I’ve often said that Bumrungrad won the medical tourism race due to ‘fast mover advantage’. By that I mean management was quick to understand and react to opportunities and challenges, including medical tourism. Bumrungrad was the first hospital in Asia to receive JCIA accreditation; it was the first to establish referral contracts in the Middle East; and we led the whole cosmetic surgery boom that started in the early 2000s.

We focused brand messaging around the hospital’s key differentiators e.g. hotel-like facilities and service, US trained doctors, international accreditation, and prices that were 30%-50% less than Singapore. As I used to say at the time, Bumrungrad offered a Mercedes product at a Toyota price. It was a simple message that everyone understood.

As part of Bumrungrad’s transformation, you also led the hospital’s rebranding in 2005. Is that correct?

Yes. Our international patient business was outpacing our domestic business 2 to 1, and it became clear that the brand originally created in 1980 no longer fit the business 25 years later. The business had evolved and the brand needed to evolve too. That’s where my association with QUO started. I selected QUO to help with the hospital rebrand. Together, we changed the name, tagline, colours, visuals, tone of voice, and applied it to signage, marketing collateral and all corporate identity materials. It was a significant undertaking, but well worth it. The rebrand repositioned Bumrungrad Hospital,  a Thai hospital treating international patients to Bumrungrad International, an international hospital in Thailand providing world-class medical care on par with top medical centres in Europe and the US.  It did what branding is supposed to do—define and differentiate.

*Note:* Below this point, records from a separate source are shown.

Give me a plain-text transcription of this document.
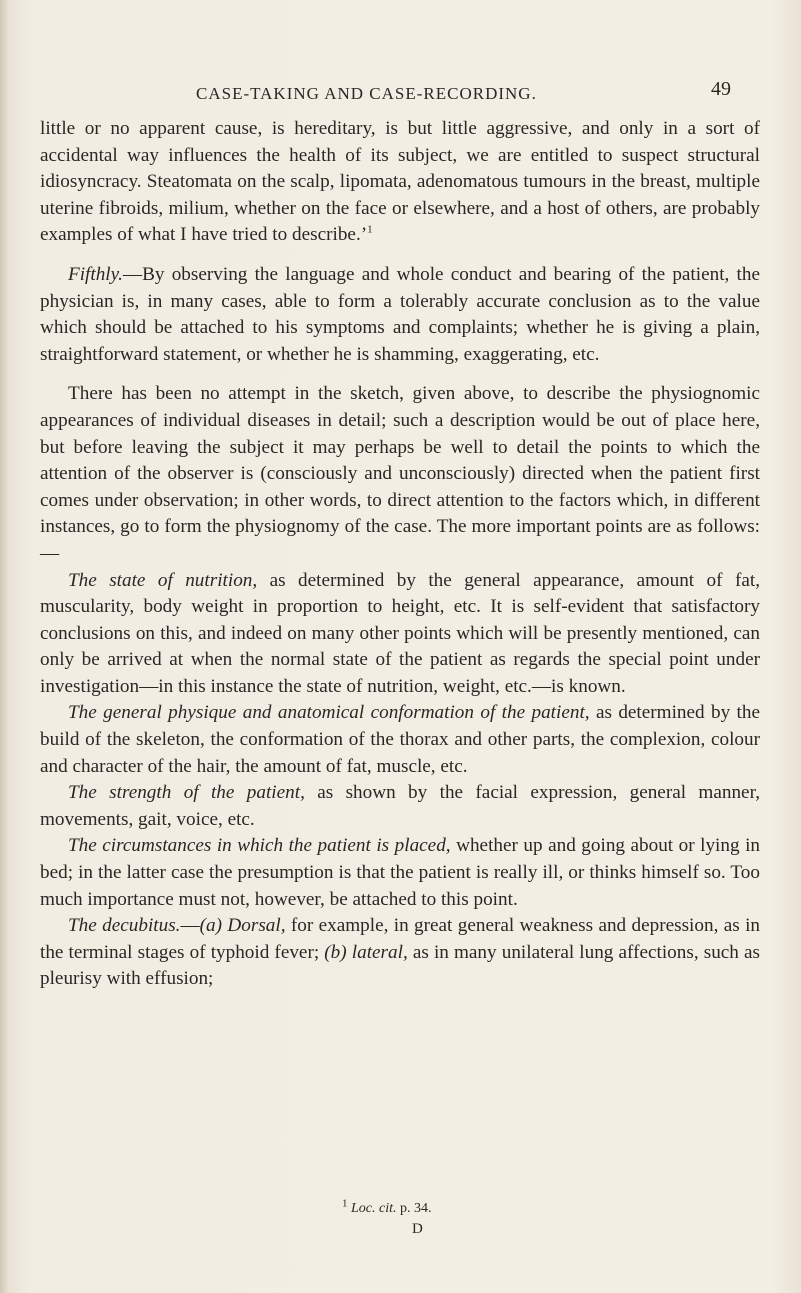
CASE-TAKING AND CASE-RECORDING.	49

little or no apparent cause, is hereditary, is but little aggressive, and only in a sort of accidental way influences the health of its subject, we are entitled to suspect structural idiosyncracy. Steatomata on the scalp, lipomata, adenomatous tumours in the breast, multiple uterine fibroids, milium, whether on the face or elsewhere, and a host of others, are probably examples of what I have tried to describe.’$^1$

Fifthly.—By observing the language and whole conduct and bearing of the patient, the physician is, in many cases, able to form a tolerably accurate conclusion as to the value which should be attached to his symptoms and complaints; whether he is giving a plain, straightforward statement, or whether he is shamming, exaggerating, etc.

There has been no attempt in the sketch, given above, to describe the physiognomic appearances of individual diseases in detail; such a description would be out of place here, but before leaving the subject it may perhaps be well to detail the points to which the attention of the observer is (consciously and unconsciously) directed when the patient first comes under observation; in other words, to direct attention to the factors which, in different instances, go to form the physiognomy of the case. The more important points are as follows:—

The state of nutrition, as determined by the general appearance, amount of fat, muscularity, body weight in proportion to height, etc. It is self-evident that satisfactory conclusions on this, and indeed on many other points which will be presently mentioned, can only be arrived at when the normal state of the patient as regards the special point under investigation—in this instance the state of nutrition, weight, etc.—is known.

The general physique and anatomical conformation of the patient, as determined by the build of the skeleton, the conformation of the thorax and other parts, the complexion, colour and character of the hair, the amount of fat, muscle, etc.

The strength of the patient, as shown by the facial expression, general manner, movements, gait, voice, etc.

The circumstances in which the patient is placed, whether up and going about or lying in bed; in the latter case the presumption is that the patient is really ill, or thinks himself so. Too much importance must not, however, be attached to this point.

The decubitus.—(a) Dorsal, for example, in great general weakness and depression, as in the terminal stages of typhoid fever; (b) lateral, as in many unilateral lung affections, such as pleurisy with effusion;

$^1$ Loc. cit. p. 34.
D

How important is branding for hospitals and healthcare in general?  Bumrungrad made the change but not many others have followed.

Strong brands establish trust, and no industry is more trust-driven than healthcare. At the consumer level, strong brands drive consumer awareness, choice, loyalty and advocacy. At the business level, strong brands influence pricing power, profitability and share value.

As a rule, hospitals lag other industries, like hospitality, when it comes to branding. My experience is hospital owners and CEOs don’t see branding as a source of value creation so they don’t fix what they perceive isn’t broken. But brands evolve with the business, and branding supports reputation. Consumers, by and large, select healthcare providers based on reputation. Medical tourists even more so. If a hospital is not investing and cultivating its brand, it is effectively leaking value.

Wellness seems to be the big trend now.  Where do you see this going?

Wellness is a trend with lots of momentum. Over the past 10 years, wellness has been trending, but COVID supercharged it. That awakening, if you will, has driven industries and businesses to add wellness as a ‘new’ ingredient to make their products ‘healthier’.

My issue is that the term ‘wellness’ is very broad. It is everything and nothing. So, the challenge is taking an amorphous term and shaping it into a product or service that has value for the customer. Many companies simply re-label old products and services as ‘wellness’, and that’s not sustainable.

The combination of wellness and hospitality is an exciting hybrid space that is ripe for development, but it requires matching capabilities and needs with cost and risk. I have worked with hospitality companies, hospitals, wellness clinics and wellness resorts so I have a good sense of the issues, opportunities and challenges in the wellness space.

Finally, where are the new opportunities in the healthcare and wellness space?

That’s a huge question, but I see healthcare as one of the most exciting industries entering one of the most disruptive periods. In short, we are moving from the old analogue model of care that is doctor centric, focused on sick care, delivered episodically and in silos, and paid for by a third party, insurer or government. The new model is digitally enabled, continuous, connected, personalised and paid for by individuals through savings and incentives. The healthcare system we have today is built around sick care rather than well care.